The reality is that Ted used your software at a previous job. His main interest was getting you to the next level. He wants to arrange a meeting with his manager. Who will be attending? How long do you need? Will you need a projector? Turns out, Ted did not need a software demonstration which burned 75% of your time together. He is actually more proficient with your software than you are.
Ted is your “inside advocate”. He wants to help you prepare for a meeting with his manager.
Kristen is the Accounting Department Manager. She contacts you because her current software provider’s capacity is ten users and their department has grown to 12 users. Kristen wants all of her users on one license for reporting. Any new solution she acquires must be able to import her current data files.
Your software is more expensive than Kristen’s current software provider. Kristen has done her research and is excited about using your software. She just needs to convince her executive of the value when switching. Since she will need to purchase an additional ten user license from her current provider, she will be paying for 20 users each month. Your pricing is per user. Your cost for 10 users is higher – your cost for 12 users is lower. Going into the sales call with a standard pitch would be wasted.
The Decision Maker
A food transportation manager has approved your new pallet heat sensors. The decision maker, Susan, is not ready to buy. She has never had a rejected or returned shipment. However, due to new FDA regulations, Susan will be required to use these sensors in two years. Susan says she will wait – besides the FDA always delays regulatory compliance.
How do you get Susan to act now? You know that three of her area competitors are already using your new sensors. Further, restaurants and grocers are starting to require the new sensors in their purchase orders’ Terms and Conditions. You meet with Susan and show that the she should shift now to remain competitive.
Susan has approved purchase of new heat sensors and a three-year service plan. You are asked to meet with Fred in purchasing. Fred does not want to know anything about your product. His main concern is the three-year service plan. Fred signed a contract for a similar plan with another vendor last year and the company took six weeks to replace a broken cooler. Fred received a lot of complaints. However, he is stuck in a three-year agreement with a big cancellation fee.
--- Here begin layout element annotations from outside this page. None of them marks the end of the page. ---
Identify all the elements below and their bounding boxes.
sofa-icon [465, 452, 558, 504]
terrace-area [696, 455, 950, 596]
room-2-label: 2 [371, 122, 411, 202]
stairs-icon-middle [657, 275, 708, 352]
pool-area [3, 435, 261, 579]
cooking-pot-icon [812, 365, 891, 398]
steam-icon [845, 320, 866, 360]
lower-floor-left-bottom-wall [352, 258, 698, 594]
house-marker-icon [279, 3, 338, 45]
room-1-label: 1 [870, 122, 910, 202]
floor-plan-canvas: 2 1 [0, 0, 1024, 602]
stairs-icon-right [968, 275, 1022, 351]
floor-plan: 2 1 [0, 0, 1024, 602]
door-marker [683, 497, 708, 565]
You explain to Fred that you supply a three-year warranty and five spare pallet heat sensors with the service plan. If an installed unit needs repair, he just needs to submit a Return Materials Authorization (RMA) number for the broken unit and take a spare one off the shelf. You will replace the spare a few weeks after receipt of the faulty unit.
Play to Your Audience
Before meeting with a new prospect, determine who they are and their role. What is their title? What piqued their interest in contacting you? How much time do they have to meet? And, finally, what would they like to have happen at the end of your meeting? When you get to the end of your meeting, STOP and discuss next steps. Do not continue your 45 minute presentation just because that is how you were trained. Your prospect will appreciate the consideration and you gain trust by reaching a goal with them. As impressive as your product might be, some POCs might have other interest along the path to buying.